Wednesday 20 September 2017

Small firms 'fear economic outlook'

ISME chief calls on Government to stimulate sector with jobs strategy

ISME chief Mark Fielding: 'need for cost containment'
ISME chief Mark Fielding: 'need for cost containment'
Peter Flanagan

Peter Flanagan

CONFIDENCE among small and medium enterprises (SMEs) fell back during the second quarter of the year as uncertainty about the future economic climate returned to haunt business.



The latest business trends survey from small firms trade group ISME shows confidence slipped 9pc between April and June, while expectations for their business fell by 11pc and back into negative territory.
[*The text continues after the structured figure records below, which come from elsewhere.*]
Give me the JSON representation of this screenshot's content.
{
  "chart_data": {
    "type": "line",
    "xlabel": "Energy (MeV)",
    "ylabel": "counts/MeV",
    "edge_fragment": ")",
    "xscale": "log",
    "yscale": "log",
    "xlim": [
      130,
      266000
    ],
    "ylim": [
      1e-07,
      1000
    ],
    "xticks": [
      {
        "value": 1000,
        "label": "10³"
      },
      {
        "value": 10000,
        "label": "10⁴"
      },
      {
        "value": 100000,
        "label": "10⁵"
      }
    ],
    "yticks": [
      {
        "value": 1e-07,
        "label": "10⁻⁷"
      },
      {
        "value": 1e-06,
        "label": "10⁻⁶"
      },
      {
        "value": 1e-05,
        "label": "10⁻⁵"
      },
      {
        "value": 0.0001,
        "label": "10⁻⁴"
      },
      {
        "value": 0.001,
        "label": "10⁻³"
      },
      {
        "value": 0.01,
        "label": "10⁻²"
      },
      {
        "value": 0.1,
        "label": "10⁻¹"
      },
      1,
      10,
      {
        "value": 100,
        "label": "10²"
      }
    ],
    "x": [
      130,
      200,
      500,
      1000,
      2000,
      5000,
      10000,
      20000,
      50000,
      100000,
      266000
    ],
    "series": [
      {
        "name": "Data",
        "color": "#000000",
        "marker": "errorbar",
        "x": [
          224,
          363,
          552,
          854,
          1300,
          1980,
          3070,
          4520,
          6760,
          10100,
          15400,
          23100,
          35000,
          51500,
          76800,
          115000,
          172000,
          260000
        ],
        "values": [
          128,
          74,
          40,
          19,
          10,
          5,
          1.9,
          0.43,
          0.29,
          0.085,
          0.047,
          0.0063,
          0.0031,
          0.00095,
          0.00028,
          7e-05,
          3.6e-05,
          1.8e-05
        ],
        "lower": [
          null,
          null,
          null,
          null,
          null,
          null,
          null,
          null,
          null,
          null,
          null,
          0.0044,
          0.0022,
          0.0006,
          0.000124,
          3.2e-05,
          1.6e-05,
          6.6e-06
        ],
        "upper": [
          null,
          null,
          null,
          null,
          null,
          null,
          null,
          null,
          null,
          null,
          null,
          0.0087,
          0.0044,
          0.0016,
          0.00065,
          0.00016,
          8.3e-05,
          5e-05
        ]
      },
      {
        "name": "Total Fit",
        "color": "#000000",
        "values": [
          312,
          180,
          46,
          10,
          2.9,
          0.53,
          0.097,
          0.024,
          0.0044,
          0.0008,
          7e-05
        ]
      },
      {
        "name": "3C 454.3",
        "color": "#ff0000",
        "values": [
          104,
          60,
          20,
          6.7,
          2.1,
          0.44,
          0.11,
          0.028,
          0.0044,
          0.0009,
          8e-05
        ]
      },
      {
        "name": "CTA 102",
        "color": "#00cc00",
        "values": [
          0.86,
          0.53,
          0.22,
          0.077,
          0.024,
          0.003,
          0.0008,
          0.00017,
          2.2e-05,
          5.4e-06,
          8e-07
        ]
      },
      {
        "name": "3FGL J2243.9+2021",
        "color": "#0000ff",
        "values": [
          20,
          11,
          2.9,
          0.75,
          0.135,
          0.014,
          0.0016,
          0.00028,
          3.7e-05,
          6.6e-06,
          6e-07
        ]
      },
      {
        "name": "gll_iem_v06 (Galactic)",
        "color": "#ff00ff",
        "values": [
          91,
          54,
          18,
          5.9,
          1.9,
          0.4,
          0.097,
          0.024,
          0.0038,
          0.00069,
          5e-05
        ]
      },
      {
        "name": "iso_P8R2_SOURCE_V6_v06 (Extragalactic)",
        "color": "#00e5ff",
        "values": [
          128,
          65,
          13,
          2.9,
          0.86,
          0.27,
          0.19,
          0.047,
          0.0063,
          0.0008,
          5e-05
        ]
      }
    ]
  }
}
Confidence in the business environment fell 8pc.

The slump is a blow to the sector and comes after a survey had shown significant improvement in the SME sector during the first three months of the year.

Export expectations slid 9pc but remain largely positive. Overall the results highlight the dependence on exports as a potential recovery area for the SME sector, with sales expectations ticking up 3pc.

ISME chief executive Mark Fielding said the results "highlighted the importance and the need for unrelenting attention to cost containment and growth strategies, both at firm level and also at government level".

He went on to call for the State to outline a number of measures to stimulate the industry.

"The Government must set out a clear path to recovery through a jobs strategy, the key to growth.

"Economic uncertainty continues to be the issue of most concern to SMEs and owner managers are less confident about the future and the Government's ability to deal with the economic situation.

"Structural reform should be the cornerstone of policy given that the government has few macro-policy instruments on which to draw.

"Addressing the key inhibitors to economic recovery, such as access to credit, late payments, rising costs of energy, rates, rents and red tape, is fundamental to growing Ireland's domestic and international trade," added Mr Fielding.

Economic uncertainty rose by 10pc for the 700 firms who responded to the survey, and current investment levels slumped 12pc.

"Government-influenced costs need to be curtailed and benchmarked against our international competitors," Mr Fielding added.

"The survey shows that owner managers will respond to any upturn in demand as expectations for exports remain above 50pc despite our higher cost-base. The second half of the year will be a vital test period for the current administration and its ability to sort out the economic mess we have faced over the last few years."